In summary, the term service users can be seen as, necessarily, placing people in a one-down position, thus justifying the expert status and salaries of professionals and simultaneously creating an illusion that people have power in the service they are using. System survivors are another thing altogether.
Surviving services
It has been noted that activists tend to term themselves survivors rather than users.2 Vivien Lindow, amongst others, suggests that survivors of psychiatric services might prefer to set up their own support system.3 At least two successful crisis houses are staffed entirely by volunteers and system survivors.4,5 One of these, the Berlin Runaway House was recently awarded the Ingeborg-Drewitz-Price for its special efforts to save human rights (see http://www.peter-lehmann.de/laudatio.htm#delight). Similarly the survivor research and advocacy communities are gaining strength.
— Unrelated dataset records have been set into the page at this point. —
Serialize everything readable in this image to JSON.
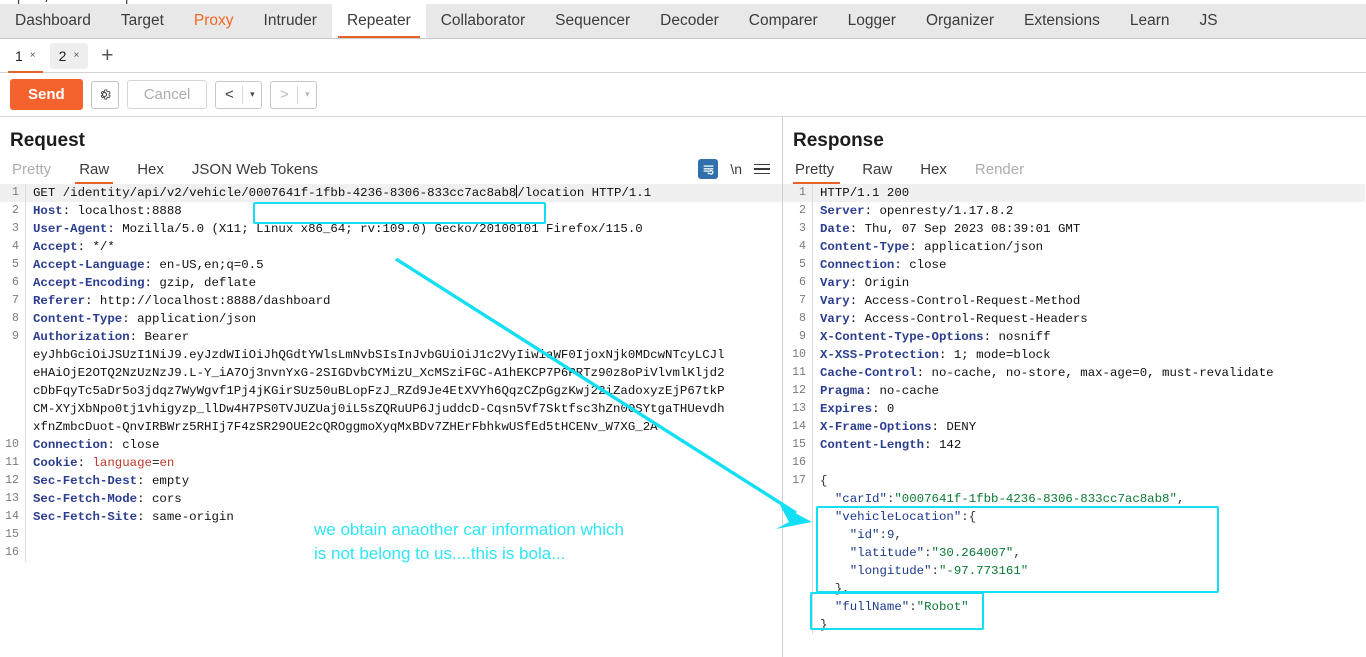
{
  "app": {
    "name": "Burp Suite Repeater",
    "accent_color": "#f4622e",
    "annotation_color": "#2ee6f5"
  },
  "main_nav": {
    "tabs": [
      {
        "label": "Dashboard",
        "state": "normal"
      },
      {
        "label": "Target",
        "state": "normal"
      },
      {
        "label": "Proxy",
        "state": "accent"
      },
      {
        "label": "Intruder",
        "state": "normal"
      },
      {
        "label": "Repeater",
        "state": "active"
      },
      {
        "label": "Collaborator",
        "state": "normal"
      },
      {
        "label": "Sequencer",
        "state": "normal"
      },
      {
        "label": "Decoder",
        "state": "normal"
      },
      {
        "label": "Comparer",
        "state": "normal"
      },
      {
        "label": "Logger",
        "state": "normal"
      },
      {
        "label": "Organizer",
        "state": "normal"
      },
      {
        "label": "Extensions",
        "state": "normal"
      },
      {
        "label": "Learn",
        "state": "normal"
      },
      {
        "label": "JS",
        "state": "normal"
      }
    ]
  },
  "repeater_tabs": {
    "items": [
      {
        "label": "1",
        "close": "×",
        "selected": true
      },
      {
        "label": "2",
        "close": "×",
        "selected": false
      }
    ],
    "add_label": "+"
  },
  "toolbar": {
    "send_label": "Send",
    "settings_icon": "gear-icon",
    "cancel_label": "Cancel",
    "back_label": "<",
    "back_caret": "▾",
    "forward_label": ">",
    "forward_caret": "▾"
  },
  "request": {
    "title": "Request",
    "view_tabs": [
      {
        "label": "Pretty",
        "active": false,
        "disabled": true
      },
      {
        "label": "Raw",
        "active": true,
        "disabled": false
      },
      {
        "label": "Hex",
        "active": false,
        "disabled": false
      },
      {
        "label": "JSON Web Tokens",
        "active": false,
        "disabled": false
      }
    ],
    "tools": {
      "wrap_icon": "word-wrap-icon",
      "newline_label": "\\n",
      "menu_icon": "hamburger-menu-icon"
    },
    "lines": [
      {
        "n": "1",
        "segments": [
          {
            "t": "GET /identity/api/v2/vehicle/",
            "c": "val"
          },
          {
            "t": "0007641f-1fbb-4236-8306-833cc7ac8ab8",
            "c": "val"
          },
          {
            "t": "/location HTTP/1.1",
            "c": "val"
          }
        ]
      },
      {
        "n": "2",
        "segments": [
          {
            "t": "Host",
            "c": "hdr"
          },
          {
            "t": ": localhost:8888",
            "c": "val"
          }
        ]
      },
      {
        "n": "3",
        "segments": [
          {
            "t": "User-Agent",
            "c": "hdr"
          },
          {
            "t": ": Mozilla/5.0 (X11; Linux x86_64; rv:109.0) Gecko/20100101 Firefox/115.0",
            "c": "val"
          }
        ]
      },
      {
        "n": "4",
        "segments": [
          {
            "t": "Accept",
            "c": "hdr"
          },
          {
            "t": ": */*",
            "c": "val"
          }
        ]
      },
      {
        "n": "5",
        "segments": [
          {
            "t": "Accept-Language",
            "c": "hdr"
          },
          {
            "t": ": en-US,en;q=0.5",
            "c": "val"
          }
        ]
      },
      {
        "n": "6",
        "segments": [
          {
            "t": "Accept-Encoding",
            "c": "hdr"
          },
          {
            "t": ": gzip, deflate",
            "c": "val"
          }
        ]
      },
      {
        "n": "7",
        "segments": [
          {
            "t": "Referer",
            "c": "hdr"
          },
          {
            "t": ": http://localhost:8888/dashboard",
            "c": "val"
          }
        ]
      },
      {
        "n": "8",
        "segments": [
          {
            "t": "Content-Type",
            "c": "hdr"
          },
          {
            "t": ": application/json",
            "c": "val"
          }
        ]
      },
      {
        "n": "9",
        "segments": [
          {
            "t": "Authorization",
            "c": "hdr"
          },
          {
            "t": ": Bearer",
            "c": "val"
          }
        ]
      },
      {
        "n": "",
        "segments": [
          {
            "t": "eyJhbGciOiJSUzI1NiJ9.eyJzdWIiOiJhQGdtYWlsLmNvbSIsInJvbGUiOiJ1c2VyIiwiaWF0IjoxNjk0MDcwNTcyLCJl",
            "c": "val"
          }
        ]
      },
      {
        "n": "",
        "segments": [
          {
            "t": "eHAiOjE2OTQ2NzUzNzJ9.L-Y_iA7Oj3nvnYxG-2SIGDvbCYMizU_XcMSziFGC-A1hEKCP7P6PRTz90z8oPiVlvmlKljd2",
            "c": "val"
          }
        ]
      },
      {
        "n": "",
        "segments": [
          {
            "t": "cDbFqyTc5aDr5o3jdqz7WyWgvf1Pj4jKGirSUz50uBLopFzJ_RZd9Je4EtXVYh6QqzCZpGgzKwj22iZadoxyzEjP67tkP",
            "c": "val"
          }
        ]
      },
      {
        "n": "",
        "segments": [
          {
            "t": "CM-XYjXbNpo0tj1vhigyzp_llDw4H7PS0TVJUZUaj0iL5sZQRuUP6JjuddcD-Cqsn5Vf7Sktfsc3hZn0OSYtgaTHUevdh",
            "c": "val"
          }
        ]
      },
      {
        "n": "",
        "segments": [
          {
            "t": "xfnZmbcDuot-QnvIRBWrz5RHIj7F4zSR29OUE2cQROggmoXyqMxBDv7ZHErFbhkwUSfEd5tHCENv_W7XG_2A",
            "c": "val"
          }
        ]
      },
      {
        "n": "10",
        "segments": [
          {
            "t": "Connection",
            "c": "hdr"
          },
          {
            "t": ": close",
            "c": "val"
          }
        ]
      },
      {
        "n": "11",
        "segments": [
          {
            "t": "Cookie",
            "c": "hdr"
          },
          {
            "t": ": ",
            "c": "val"
          },
          {
            "t": "language",
            "c": "ckey"
          },
          {
            "t": "=",
            "c": "val"
          },
          {
            "t": "en",
            "c": "cval"
          }
        ]
      },
      {
        "n": "12",
        "segments": [
          {
            "t": "Sec-Fetch-Dest",
            "c": "hdr"
          },
          {
            "t": ": empty",
            "c": "val"
          }
        ]
      },
      {
        "n": "13",
        "segments": [
          {
            "t": "Sec-Fetch-Mode",
            "c": "hdr"
          },
          {
            "t": ": cors",
            "c": "val"
          }
        ]
      },
      {
        "n": "14",
        "segments": [
          {
            "t": "Sec-Fetch-Site",
            "c": "hdr"
          },
          {
            "t": ": same-origin",
            "c": "val"
          }
        ]
      },
      {
        "n": "15",
        "segments": [
          {
            "t": "",
            "c": "val"
          }
        ]
      },
      {
        "n": "16",
        "segments": [
          {
            "t": "",
            "c": "val"
          }
        ]
      }
    ]
  },
  "response": {
    "title": "Response",
    "view_tabs": [
      {
        "label": "Pretty",
        "active": true,
        "disabled": false
      },
      {
        "label": "Raw",
        "active": false,
        "disabled": false
      },
      {
        "label": "Hex",
        "active": false,
        "disabled": false
      },
      {
        "label": "Render",
        "active": false,
        "disabled": true
      }
    ],
    "lines": [
      {
        "n": "1",
        "segments": [
          {
            "t": "HTTP/1.1 200",
            "c": "val"
          }
        ]
      },
      {
        "n": "2",
        "segments": [
          {
            "t": "Server",
            "c": "hdr"
          },
          {
            "t": ": openresty/1.17.8.2",
            "c": "val"
          }
        ]
      },
      {
        "n": "3",
        "segments": [
          {
            "t": "Date",
            "c": "hdr"
          },
          {
            "t": ": Thu, 07 Sep 2023 08:39:01 GMT",
            "c": "val"
          }
        ]
      },
      {
        "n": "4",
        "segments": [
          {
            "t": "Content-Type",
            "c": "hdr"
          },
          {
            "t": ": application/json",
            "c": "val"
          }
        ]
      },
      {
        "n": "5",
        "segments": [
          {
            "t": "Connection",
            "c": "hdr"
          },
          {
            "t": ": close",
            "c": "val"
          }
        ]
      },
      {
        "n": "6",
        "segments": [
          {
            "t": "Vary",
            "c": "hdr"
          },
          {
            "t": ": Origin",
            "c": "val"
          }
        ]
      },
      {
        "n": "7",
        "segments": [
          {
            "t": "Vary",
            "c": "hdr"
          },
          {
            "t": ": Access-Control-Request-Method",
            "c": "val"
          }
        ]
      },
      {
        "n": "8",
        "segments": [
          {
            "t": "Vary",
            "c": "hdr"
          },
          {
            "t": ": Access-Control-Request-Headers",
            "c": "val"
          }
        ]
      },
      {
        "n": "9",
        "segments": [
          {
            "t": "X-Content-Type-Options",
            "c": "hdr"
          },
          {
            "t": ": nosniff",
            "c": "val"
          }
        ]
      },
      {
        "n": "10",
        "segments": [
          {
            "t": "X-XSS-Protection",
            "c": "hdr"
          },
          {
            "t": ": 1; mode=block",
            "c": "val"
          }
        ]
      },
      {
        "n": "11",
        "segments": [
          {
            "t": "Cache-Control",
            "c": "hdr"
          },
          {
            "t": ": no-cache, no-store, max-age=0, must-revalidate",
            "c": "val"
          }
        ]
      },
      {
        "n": "12",
        "segments": [
          {
            "t": "Pragma",
            "c": "hdr"
          },
          {
            "t": ": no-cache",
            "c": "val"
          }
        ]
      },
      {
        "n": "13",
        "segments": [
          {
            "t": "Expires",
            "c": "hdr"
          },
          {
            "t": ": 0",
            "c": "val"
          }
        ]
      },
      {
        "n": "14",
        "segments": [
          {
            "t": "X-Frame-Options",
            "c": "hdr"
          },
          {
            "t": ": DENY",
            "c": "val"
          }
        ]
      },
      {
        "n": "15",
        "segments": [
          {
            "t": "Content-Length",
            "c": "hdr"
          },
          {
            "t": ": 142",
            "c": "val"
          }
        ]
      },
      {
        "n": "16",
        "segments": [
          {
            "t": "",
            "c": "val"
          }
        ]
      },
      {
        "n": "17",
        "segments": [
          {
            "t": "{",
            "c": "jpunc"
          }
        ]
      },
      {
        "n": "",
        "segments": [
          {
            "t": "  ",
            "c": "jpunc"
          },
          {
            "t": "\"carId\"",
            "c": "jkey"
          },
          {
            "t": ":",
            "c": "jpunc"
          },
          {
            "t": "\"0007641f-1fbb-4236-8306-833cc7ac8ab8\"",
            "c": "jstr"
          },
          {
            "t": ",",
            "c": "jpunc"
          }
        ]
      },
      {
        "n": "",
        "segments": [
          {
            "t": "  ",
            "c": "jpunc"
          },
          {
            "t": "\"vehicleLocation\"",
            "c": "jkey"
          },
          {
            "t": ":{",
            "c": "jpunc"
          }
        ]
      },
      {
        "n": "",
        "segments": [
          {
            "t": "    ",
            "c": "jpunc"
          },
          {
            "t": "\"id\"",
            "c": "jkey"
          },
          {
            "t": ":",
            "c": "jpunc"
          },
          {
            "t": "9",
            "c": "jnum"
          },
          {
            "t": ",",
            "c": "jpunc"
          }
        ]
      },
      {
        "n": "",
        "segments": [
          {
            "t": "    ",
            "c": "jpunc"
          },
          {
            "t": "\"latitude\"",
            "c": "jkey"
          },
          {
            "t": ":",
            "c": "jpunc"
          },
          {
            "t": "\"30.264007\"",
            "c": "jstr"
          },
          {
            "t": ",",
            "c": "jpunc"
          }
        ]
      },
      {
        "n": "",
        "segments": [
          {
            "t": "    ",
            "c": "jpunc"
          },
          {
            "t": "\"longitude\"",
            "c": "jkey"
          },
          {
            "t": ":",
            "c": "jpunc"
          },
          {
            "t": "\"-97.773161\"",
            "c": "jstr"
          }
        ]
      },
      {
        "n": "",
        "segments": [
          {
            "t": "  },",
            "c": "jpunc"
          }
        ]
      },
      {
        "n": "",
        "segments": [
          {
            "t": "  ",
            "c": "jpunc"
          },
          {
            "t": "\"fullName\"",
            "c": "jkey"
          },
          {
            "t": ":",
            "c": "jpunc"
          },
          {
            "t": "\"Robot\"",
            "c": "jstr"
          }
        ]
      },
      {
        "n": "",
        "segments": [
          {
            "t": "}",
            "c": "jpunc"
          }
        ]
      }
    ]
  },
  "annotations": {
    "note_text": "we obtain anaother car information which\nis not belong to us....this is bola...",
    "boxes": [
      {
        "name": "request-uuid-highlight"
      },
      {
        "name": "response-json-highlight"
      },
      {
        "name": "response-fullname-highlight"
      }
    ],
    "arrow": {
      "name": "pointer-arrow"
    }
  }
}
Peter Lehmann is a powerful advocate for a greater survivor voice in the development of psycho-active drugs.6 There are equally strong voices demanding empowerment; summarized by Rogers and others as greater community activism, heightened self efficacy and more power though knowledge leading to greater optimism and control over the future.7 As a man constantly drifting between the roles of service user, survivor and health professional, I can but agree.
References
1 Kottler, J.A. (1986) On being a therapist. London. Jossey Bass
2 Campbell, P. (1999) The service user/survivor movement. In: C. Newnes, G.Holmes and C.Dunn (eds) This is Madness: A critical look at psychiatry and the future mental health services. Ross-on-Wye: PCCS Books
3 Survivor-controlled alternatives to psychiatric services. . In: C. Newnes, G.Holmes and C.Dunn (eds) This is Madness: A critical look at psychiatry and the future mental health services. Ross-on-Wye: PCCS Books
4 Wehde U. (1991) Das Weglaufhaus. Berlin: Peter Lehmann Antipsychiatrieverlag mailto:weglaufhaus@web.de
5 Jenkinson, P. (1999) The duty of community care: The Wokingham MIND crisis house. In: C. Newnes, G.Holmes and C.Dunn (eds) This is Madness: A critical look at psychiatry and the future mental health services. Ross-on-Wye: PCCS Books
6 Lehmann, P. (2004) PSY DREAM – Psychiatric Drug Registration, Evaluation and all inclusive Monitoring. Journal of Critical Psychology, Psychiatry and Psychotherapy, 4,4 233-241
7 Rogers, A., Pilgrim, D., and Lacey, R. (1993) Experiencing Psychiatry: Users’ views of services. London: Mind Publications
Dedication
Some years back I followed John Clements as speaker at a Brighton BPS conference. I was, in turn, to be followed by Professor Mary Boyle and it occurred to me that what I had to say would simply disappear into the wealth of surrounding talent. Then John Clements asked a question. He preceded it with some very kind words indeed about my presentation. Better still, we were wearing decidedly similar shirts. Happy days. This one’s for John.